No ano de 2019, publiquei um livro intitulado Há corrupção na Educação? Relatos daqueles que vivem essa realidade no chão da escola pública brasileira (BOCCHI, 2019), resultado de minha pesquisa de Doutorado sobre o mesmo tema, desenvolvida na Pontifícia Universidade Católica de São Paulo (PUC/SP), durante quatro anos. Na época, constatei que havia uma cultura estabelecida de apropriação privada dos recursos públicos arraigada no país. Salientei que a invisibilidade dessa rede de corrupção se instalava e se fortalecia na atitude de consentimento dos envolvidos, mesmo não concordando inteiramente. Faziam-se de cegos, suspeitavam ou até mesmo presenciavam, mas com a cultura do “abafa”, deixavam-se vencer. Quem via, não denunciava; quem ouvia, fazia-se de surdo; quem falava, desmentia depois. O medo mesclava-se à covardia, e o mais forte vencia.

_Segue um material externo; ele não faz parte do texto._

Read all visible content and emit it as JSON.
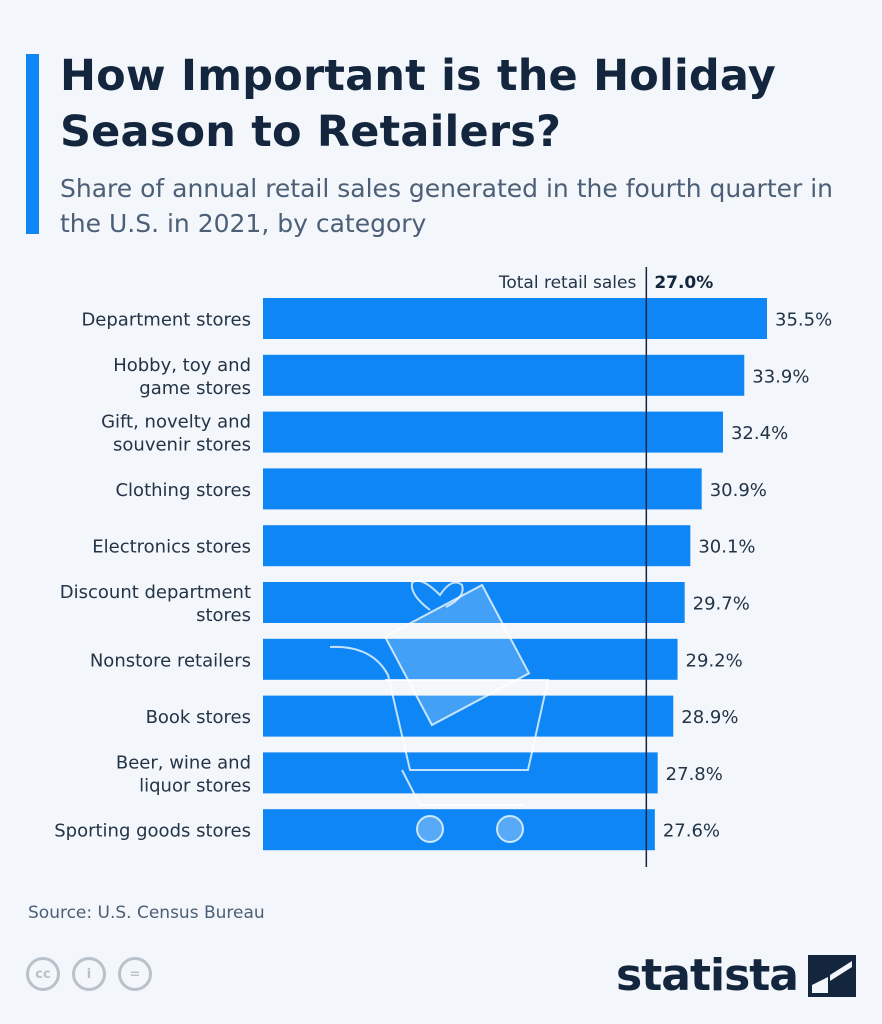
{
  "header": {
    "title": "How Important is the Holiday Season to Retailers?",
    "subtitle": "Share of annual retail sales generated in the fourth quarter in the U.S. in 2021, by category"
  },
  "chart_data": {
    "type": "bar",
    "orientation": "horizontal",
    "title": "How Important is the Holiday Season to Retailers?",
    "subtitle": "Share of annual retail sales generated in the fourth quarter in the U.S. in 2021, by category",
    "categories": [
      "Department stores",
      "Hobby, toy and game stores",
      "Gift, novelty and souvenir stores",
      "Clothing stores",
      "Electronics stores",
      "Discount department stores",
      "Nonstore retailers",
      "Book stores",
      "Beer, wine and liquor stores",
      "Sporting goods stores"
    ],
    "category_lines": [
      [
        "Department stores"
      ],
      [
        "Hobby, toy and",
        "game stores"
      ],
      [
        "Gift, novelty and",
        "souvenir stores"
      ],
      [
        "Clothing stores"
      ],
      [
        "Electronics stores"
      ],
      [
        "Discount department",
        "stores"
      ],
      [
        "Nonstore retailers"
      ],
      [
        "Book stores"
      ],
      [
        "Beer, wine and",
        "liquor stores"
      ],
      [
        "Sporting goods stores"
      ]
    ],
    "values": [
      35.5,
      33.9,
      32.4,
      30.9,
      30.1,
      29.7,
      29.2,
      28.9,
      27.8,
      27.6
    ],
    "value_labels": [
      "35.5%",
      "33.9%",
      "32.4%",
      "30.9%",
      "30.1%",
      "29.7%",
      "29.2%",
      "28.9%",
      "27.8%",
      "27.6%"
    ],
    "unit": "%",
    "xlim": [
      0,
      35.5
    ],
    "reference_line": {
      "label": "Total retail sales",
      "value": 27.0,
      "value_label": "27.0%"
    },
    "bar_color": "#0f86f5",
    "grid": false
  },
  "footer": {
    "source": "Source: U.S. Census Bureau",
    "license_icons": [
      "cc-icon",
      "attribution-icon",
      "no-derivatives-icon"
    ],
    "license_glyphs": [
      "cc",
      "i",
      "="
    ],
    "logo_text": "statista"
  },
  "colors": {
    "accent": "#0f86f5",
    "title": "#13263d",
    "text": "#4c5f76",
    "background": "#f3f6fa"
  }
}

Passados anos da publicação de meu livro, pouca coisa mudou no cenário brasileiro; a corrupção continua presente, os envolvidos parecem continuar consentindo, mesmo parecendo não concordar. O medo continua a misturar-se com a covardia, e a lei do mais forte continua a prevalecer. Assim sendo, é urgente desenvolver pesquisas com bases científicas que procurem caminhos reflexivos para essa prática centenária, para testar hipóteses, comparar possibilidades e provocar um amplo e profundo processo cognitivo sobre a questão.
Nas linhas a seguir, convido você, leitor ou leitora, para embarcar comigo em uma viagem cognitiva sobre os possíveis fatores mentais que podem impulsionar uma ação corrupta, considerando, para isso, o desenvolvimento cerebral e a sua influência no comportamento humano.
A condição do humano
Edwin Sutherland (1883–1950), por volta do ano de 1930, desenvolveu uma pesquisa que tentava explicar os motivos que levavam as pessoas a se envolverem com o crime. A teoria desenvolvida por Sutherland (1939) baseava-se na ideia de que uma certa desorganização social gerava o comportamento criminal.
A função social do crime é de mostrar as fraquezas da desorganização social. Ao mesmo tempo em que a dor revela que o corpo vai mal, o crime revela um vício da estrutura social, sobretudo quando ele tende a predominar. O crime é um sintoma da desorganização social e pode sem dúvida ser reduzido em proporções consideráveis, simplesmente por uma reforma da estrutura social. (SUTHERLAND, 1939, p. 102, tradução nossa).
As ideias apresentadas por Sutherland (1939) a respeito do crime, como fator social, representam um ponto de partida importante para o estudo da corrupção, pois, segundo o Código Penal Brasileiro — Decreto-Lei Nº 2.848, de 7 de dezembro de 1940 (BRASIL, 1940)[1], a corrupção é crime e, como tal, deve ser combatida por toda a sociedade. É definida como a utilização do poder ou da autoridade para obter vantagens e fazer uso do dinheiro público para o seu próprio interesse ou de alguém próximo.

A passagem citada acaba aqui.